Last Saturday afternoon I reported that down in the south-eastern corner of Australia, in the state of Victoria, we were the hottest day ever on record, and that the expected bushfires were raging all over the state.
It saddens me to report that as I was writing that blog post, another tragic record was being broken: the most lives ever lost in Australia due to a bushfire inferno (several hundred souls lost, and the count is still increasing as the ashes are combed). It is now classified as Australia’s worst ever peacetime natural disaster.
Many people live in towns and villages an hour or so by road from downtown Melbourne, enjoying the beautiful Australian bush while being quite close to a major metropolis.
But mother nature had this terrible event in store, with hot gale-force northwesterly winds funneled in to the Victorian region after traveling across the hot continent, and on a day of record temperature. Whether caused by lightning strikes, accident or arson, the fires roared through the tinder dry forests at speeds that caught out even the best-prepared citizens.
One eye witness described a fire front first appearing some twenty kilometres away, then reaching his location about two minutes later. TWO MINUTES! Others said that the front approached like a tsunami of flame ten or twenty metres high.
Embers were reported settling down up to ten or fifteen kilometres ahead of the fire fronts. People found themselves suddenly and totally unexpectedly surround by raging fires. A few were lucky to survive where they were, but too many poor souls weren’t.
Some tried to flee by car, but they had no hope of outpacing the fires and were incinerated as they drove.
There were shocking images of the shells of their cars, showing the alloy wheels having melted and spread across the road.
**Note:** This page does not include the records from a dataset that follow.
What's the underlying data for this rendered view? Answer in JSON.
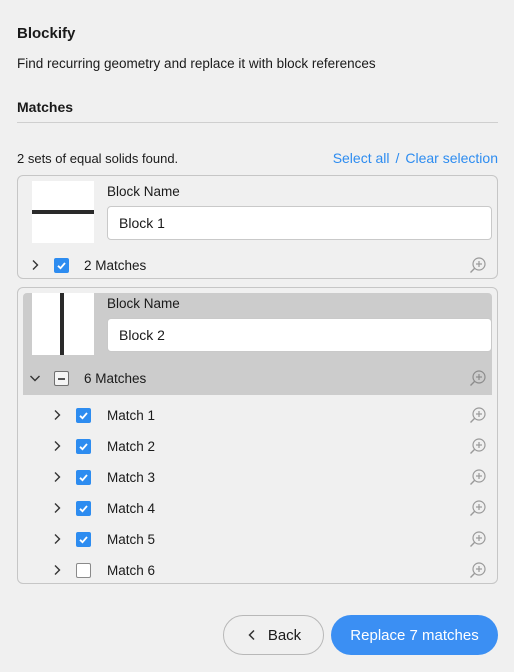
{
  "header": {
    "title": "Blockify",
    "subtitle": "Find recurring geometry and replace it with block references"
  },
  "section": {
    "title": "Matches"
  },
  "summary": {
    "text": "2 sets of equal solids found.",
    "select_all": "Select all",
    "separator": "/",
    "clear_selection": "Clear selection"
  },
  "blocks": [
    {
      "field_label": "Block Name",
      "name": "Block 1",
      "matches_label": "2 Matches",
      "expanded": false,
      "checked": "checked"
    },
    {
      "field_label": "Block Name",
      "name": "Block 2",
      "matches_label": "6 Matches",
      "expanded": true,
      "checked": "partial",
      "matches": [
        {
          "label": "Match 1",
          "checked": true
        },
        {
          "label": "Match 2",
          "checked": true
        },
        {
          "label": "Match 3",
          "checked": true
        },
        {
          "label": "Match 4",
          "checked": true
        },
        {
          "label": "Match 5",
          "checked": true
        },
        {
          "label": "Match 6",
          "checked": false
        }
      ]
    }
  ],
  "footer": {
    "back_label": "Back",
    "primary_label": "Replace 7 matches"
  },
  "colors": {
    "accent": "#2d8cf0",
    "primary_button": "#3b8ff3",
    "selected_row": "#cccccc",
    "background": "#f0f0f0"
  },
  "icons": {
    "zoom": "zoom-in-icon",
    "expand": "chevron-right-icon",
    "collapse": "chevron-down-icon",
    "back": "chevron-left-icon"
  }
}
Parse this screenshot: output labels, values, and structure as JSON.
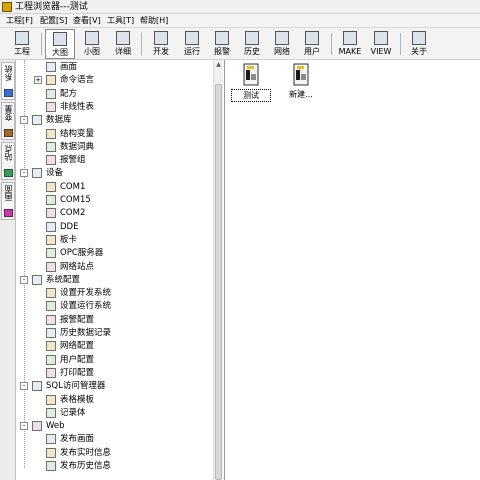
{
  "window": {
    "title": "工程浏览器---测试"
  },
  "menubar": {
    "items": [
      "工程[F]",
      "配置[S]",
      "查看[V]",
      "工具[T]",
      "帮助[H]"
    ]
  },
  "toolbar": {
    "buttons": [
      {
        "label": "工程",
        "icon": "project-icon"
      },
      {
        "label": "大图",
        "icon": "large-icons-icon",
        "active": true
      },
      {
        "label": "小图",
        "icon": "small-icons-icon"
      },
      {
        "label": "详细",
        "icon": "details-icon"
      },
      {
        "label": "开发",
        "icon": "develop-icon"
      },
      {
        "label": "运行",
        "icon": "run-icon"
      },
      {
        "label": "报警",
        "icon": "alarm-icon"
      },
      {
        "label": "历史",
        "icon": "history-icon"
      },
      {
        "label": "网络",
        "icon": "network-icon"
      },
      {
        "label": "用户",
        "icon": "user-icon"
      },
      {
        "label": "MAKE",
        "icon": "make-icon"
      },
      {
        "label": "VIEW",
        "icon": "view-icon"
      },
      {
        "label": "关于",
        "icon": "about-icon"
      }
    ]
  },
  "sidebar": {
    "tabs": [
      {
        "label": "系统",
        "icon": "system-icon"
      },
      {
        "label": "变量",
        "icon": "variable-icon"
      },
      {
        "label": "站点",
        "icon": "station-icon"
      },
      {
        "label": "画面",
        "icon": "screen-icon"
      }
    ]
  },
  "tree": {
    "nodes": [
      {
        "label": "画面",
        "level": 1,
        "icon": "screen-icon"
      },
      {
        "label": "命令语言",
        "level": 1,
        "icon": "command-language-icon",
        "expander": "+"
      },
      {
        "label": "配方",
        "level": 1,
        "icon": "recipe-icon"
      },
      {
        "label": "非线性表",
        "level": 1,
        "icon": "nonlinear-table-icon"
      },
      {
        "label": "数据库",
        "level": 0,
        "icon": "database-icon",
        "expander": "-"
      },
      {
        "label": "结构变量",
        "level": 1,
        "icon": "struct-variable-icon"
      },
      {
        "label": "数据词典",
        "level": 1,
        "icon": "data-dictionary-icon"
      },
      {
        "label": "报警组",
        "level": 1,
        "icon": "alarm-group-icon"
      },
      {
        "label": "设备",
        "level": 0,
        "icon": "device-icon",
        "expander": "-"
      },
      {
        "label": "COM1",
        "level": 1,
        "icon": "com-port-icon"
      },
      {
        "label": "COM15",
        "level": 1,
        "icon": "com-port-icon"
      },
      {
        "label": "COM2",
        "level": 1,
        "icon": "com-port-icon"
      },
      {
        "label": "DDE",
        "level": 1,
        "icon": "dde-icon"
      },
      {
        "label": "板卡",
        "level": 1,
        "icon": "board-card-icon"
      },
      {
        "label": "OPC服务器",
        "level": 1,
        "icon": "opc-server-icon"
      },
      {
        "label": "网络站点",
        "level": 1,
        "icon": "network-station-icon"
      },
      {
        "label": "系统配置",
        "level": 0,
        "icon": "system-config-icon",
        "expander": "-"
      },
      {
        "label": "设置开发系统",
        "level": 1,
        "icon": "dev-system-icon"
      },
      {
        "label": "设置运行系统",
        "level": 1,
        "icon": "run-system-icon"
      },
      {
        "label": "报警配置",
        "level": 1,
        "icon": "alarm-config-icon"
      },
      {
        "label": "历史数据记录",
        "level": 1,
        "icon": "history-record-icon"
      },
      {
        "label": "网络配置",
        "level": 1,
        "icon": "network-config-icon"
      },
      {
        "label": "用户配置",
        "level": 1,
        "icon": "user-config-icon"
      },
      {
        "label": "打印配置",
        "level": 1,
        "icon": "print-config-icon"
      },
      {
        "label": "SQL访问管理器",
        "level": 0,
        "icon": "sql-manager-icon",
        "expander": "-"
      },
      {
        "label": "表格模板",
        "level": 1,
        "icon": "table-template-icon"
      },
      {
        "label": "记录体",
        "level": 1,
        "icon": "record-body-icon"
      },
      {
        "label": "Web",
        "level": 0,
        "icon": "web-folder-icon",
        "expander": "-"
      },
      {
        "label": "发布画面",
        "level": 1,
        "icon": "publish-screen-icon"
      },
      {
        "label": "发布实时信息",
        "level": 1,
        "icon": "publish-realtime-icon"
      },
      {
        "label": "发布历史信息",
        "level": 1,
        "icon": "publish-history-icon"
      }
    ]
  },
  "content": {
    "items": [
      {
        "label": "测试",
        "icon": "screen-file-icon",
        "selected": true
      },
      {
        "label": "新建...",
        "icon": "new-screen-icon",
        "selected": false
      }
    ]
  }
}
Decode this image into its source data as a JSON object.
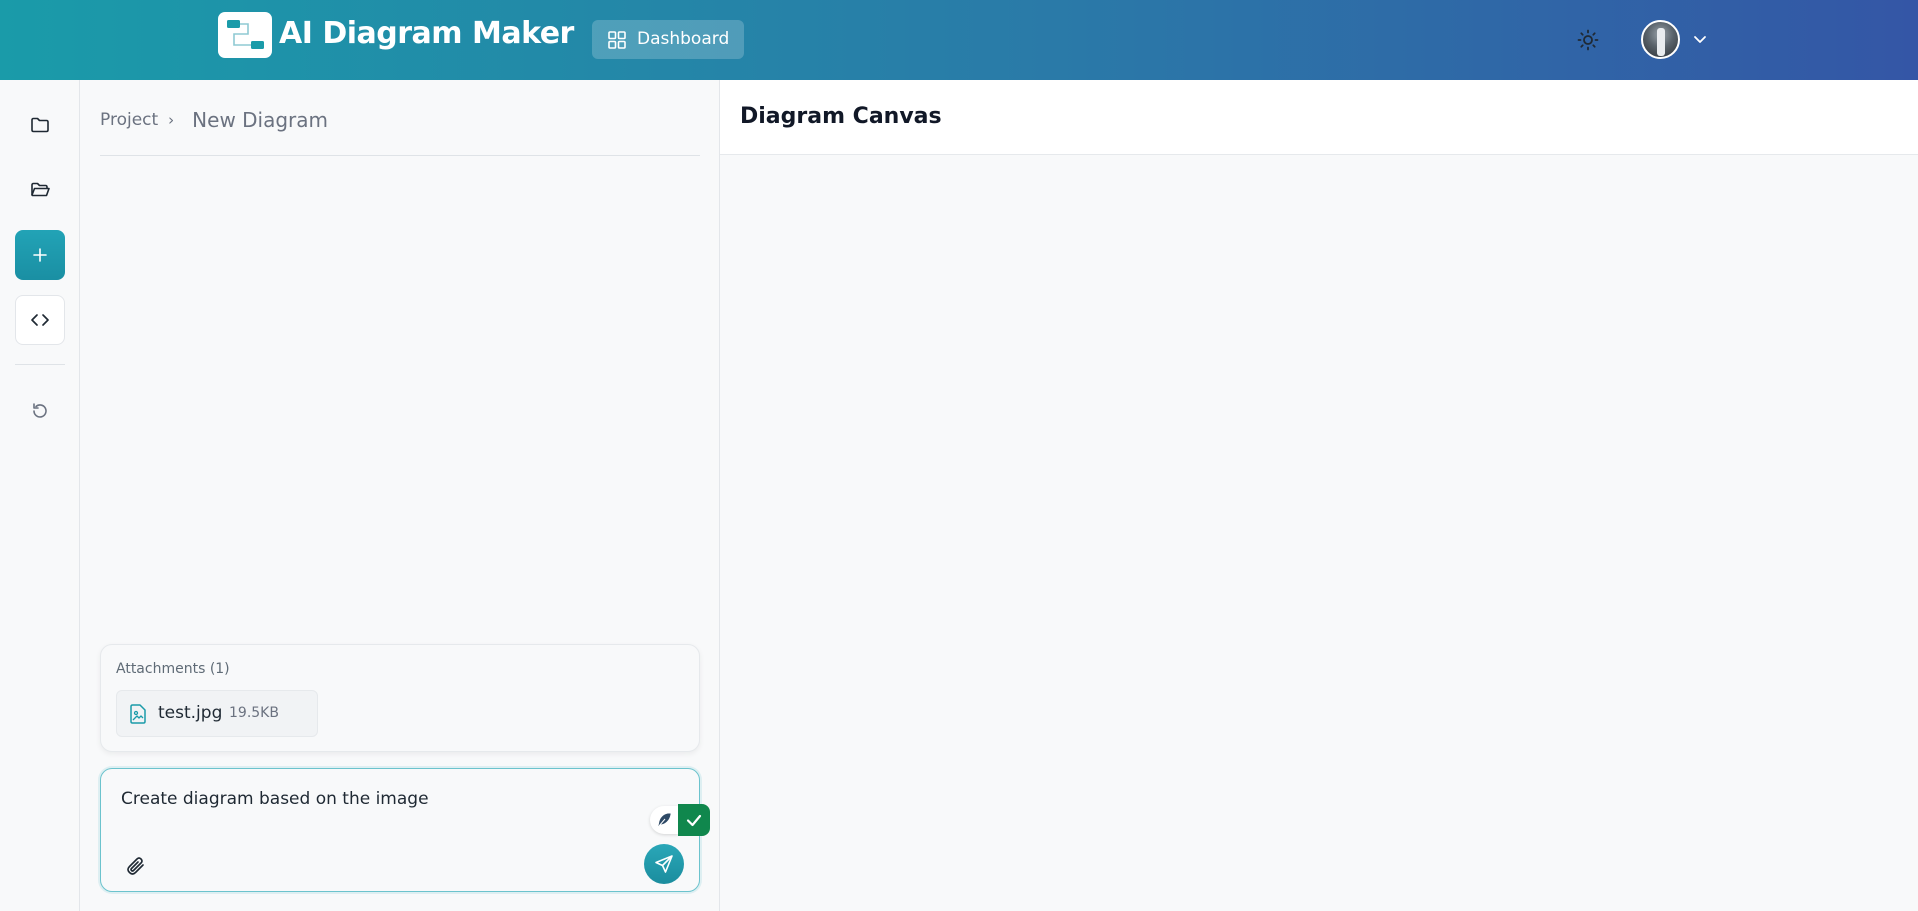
{
  "header": {
    "app_title": "AI Diagram Maker",
    "dashboard_label": "Dashboard",
    "theme_icon": "sun-icon",
    "account_chevron_icon": "chevron-down-icon"
  },
  "sidebar": {
    "items": [
      {
        "icon": "folder-icon"
      },
      {
        "icon": "folder-open-icon"
      },
      {
        "icon": "plus-icon"
      },
      {
        "icon": "code-icon"
      },
      {
        "icon": "history-icon"
      }
    ]
  },
  "chat": {
    "breadcrumb": {
      "project": "Project",
      "separator": "›",
      "current": "New Diagram"
    },
    "attachments": {
      "title": "Attachments (1)",
      "files": [
        {
          "name": "test.jpg",
          "size": "19.5KB",
          "icon": "image-file-icon"
        }
      ]
    },
    "composer": {
      "value": "Create diagram based on the image",
      "attach_icon": "paperclip-icon",
      "send_icon": "send-icon"
    }
  },
  "canvas": {
    "title": "Diagram Canvas"
  },
  "colors": {
    "header_gradient_start": "#1a9ba9",
    "header_gradient_end": "#3456a6",
    "accent": "#1a8fa3",
    "check_green": "#10874d"
  }
}
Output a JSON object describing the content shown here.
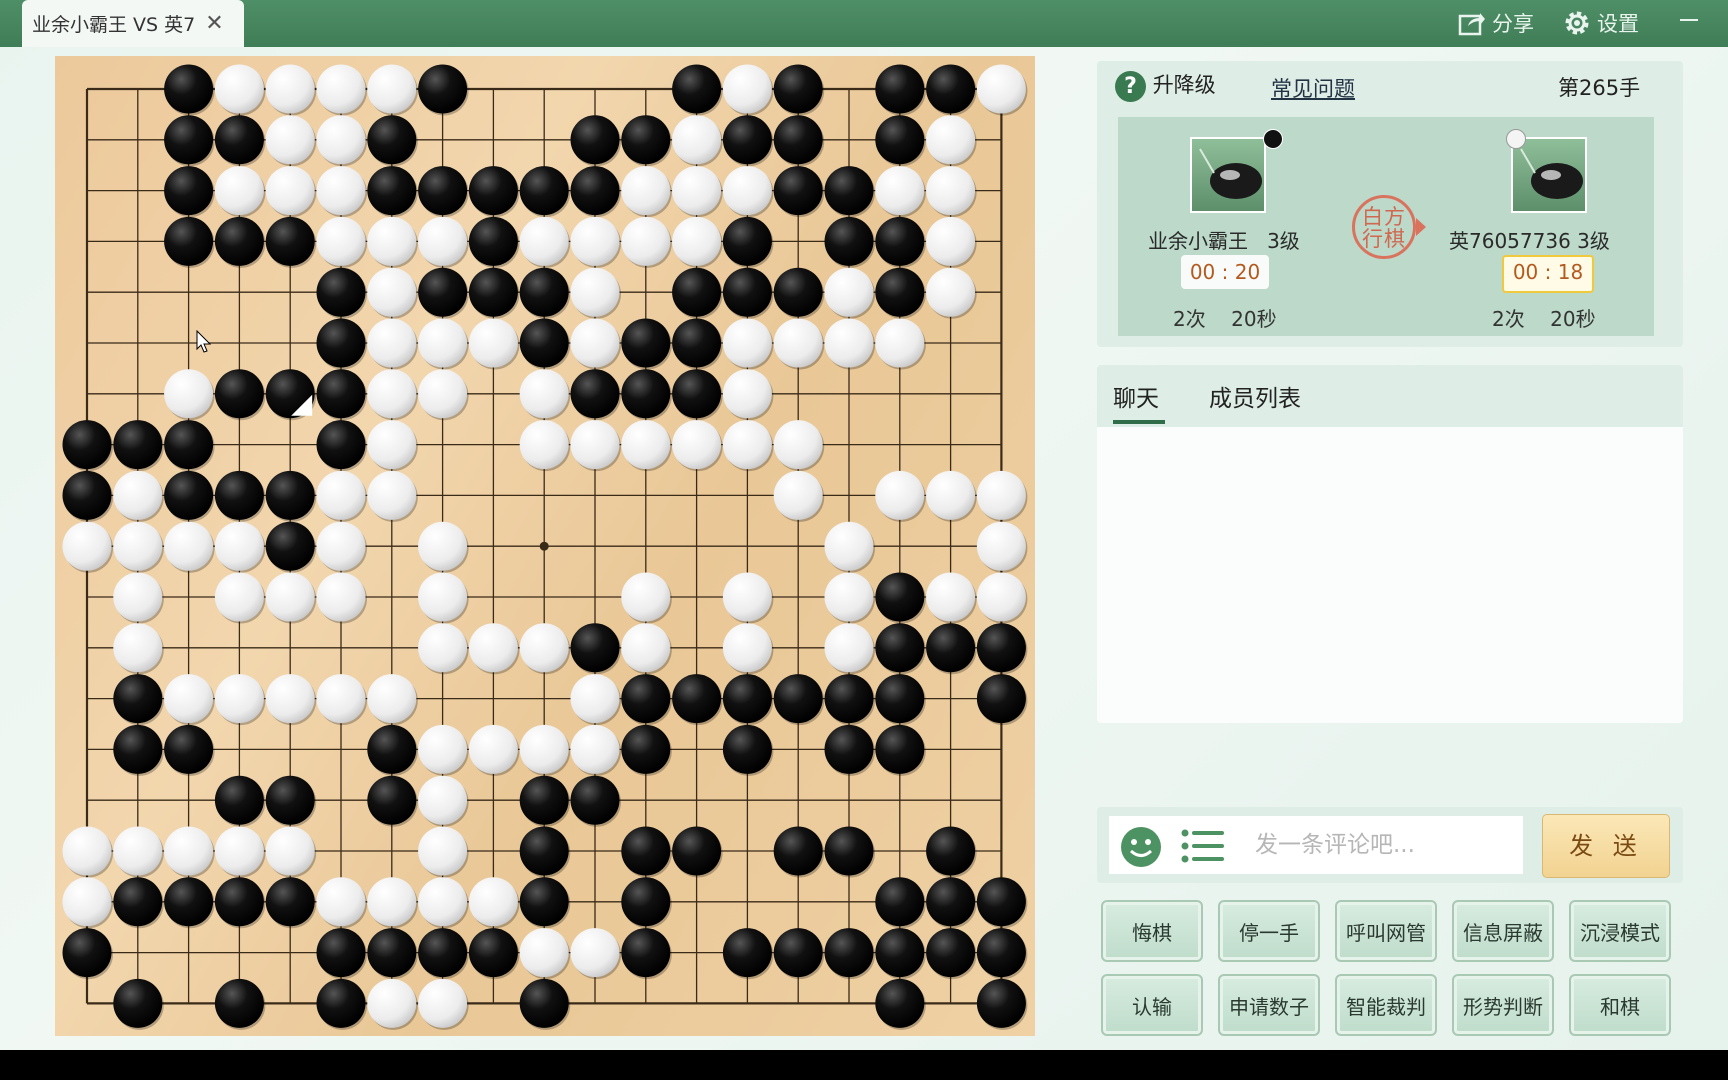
{
  "tab": {
    "title": "业余小霸王 VS 英7"
  },
  "toolbar": {
    "share_label": "分享",
    "settings_label": "设置"
  },
  "info": {
    "level_label": "升降级",
    "faq_label": "常见问题",
    "move_label": "第265手",
    "turn_seal": [
      "白方",
      "行棋"
    ]
  },
  "players": [
    {
      "name": "业余小霸王",
      "rank": "3级",
      "stone": "black",
      "time": "00 : 20",
      "byoyomi_count": "2次",
      "byoyomi_time": "20秒",
      "active": false
    },
    {
      "name": "英76057736",
      "rank": "3级",
      "stone": "white",
      "time": "00 : 18",
      "byoyomi_count": "2次",
      "byoyomi_time": "20秒",
      "active": true
    }
  ],
  "chat": {
    "tabs": [
      "聊天",
      "成员列表"
    ],
    "input_placeholder": "发一条评论吧...",
    "send_label": "发 送"
  },
  "actions": [
    "悔棋",
    "停一手",
    "呼叫网管",
    "信息屏蔽",
    "沉浸模式",
    "认输",
    "申请数子",
    "智能裁判",
    "形势判断",
    "和棋"
  ],
  "board": {
    "size": 19,
    "rows": [
      "--BWWWWB----BWB-BBW",
      "--BBWWB---BBWBB-BW-",
      "--BWWWBBBBBWWWBBWW-",
      "--BBBWWWBWWWWB-BBW-",
      "-----BWBBBW-BBBWBW-",
      "-----BWWWBWBBWWWW--",
      "--WBBBWW-WBBBW-----",
      "BBB--BW--WWWWWW----",
      "BWBBBWW-------W-WWW",
      "WWWWBW-W-------W--W",
      "-W-WWW-W---W-W-WBWW",
      "-W-----WWWBW-W-WBBB",
      "-BWWWWW---WBBBBBB-B",
      "-BB---BWWWWB-B-BB--",
      "---BB-BW-BB--------",
      "WWWWW--W-B-BB-BB-B-",
      "WBBBBWWWWB-B----BBB",
      "B----BBBBWWB-BBBBBB",
      "-B-B-BWW-B------B-B"
    ],
    "last_move": {
      "row": 6,
      "col": 4
    }
  }
}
One driver who was lucky to survive said that his timber truck had melted, not burned!
The Australian Broadcasting Corporation (ABC) has coverage of the tragic bushfires here.
Victoria had two earlier bushfire disasters in the summers of 1983 (“Ash Wednesday”) and 1939 (“Black Friday”) but the firestorms of 7th February this year were even worse than those.
Please spare a thought and say a prayer for all of the victims and their families.
You couldn’t stop this inferno with 10,000 fire trucks and 1,000 helicopters:
My father was a firefighter and I have heard a lot of stories about fires and how to fight them.
ReplyDeleteIn 1975 as a child I saw a disastrous fire in the Lüneburger Heide ( Germany ). Yesterday I saw the pictures of the bushfire in the news. 1975 was scary but I think it is not comparable to what happens in Australia these days. God save you all.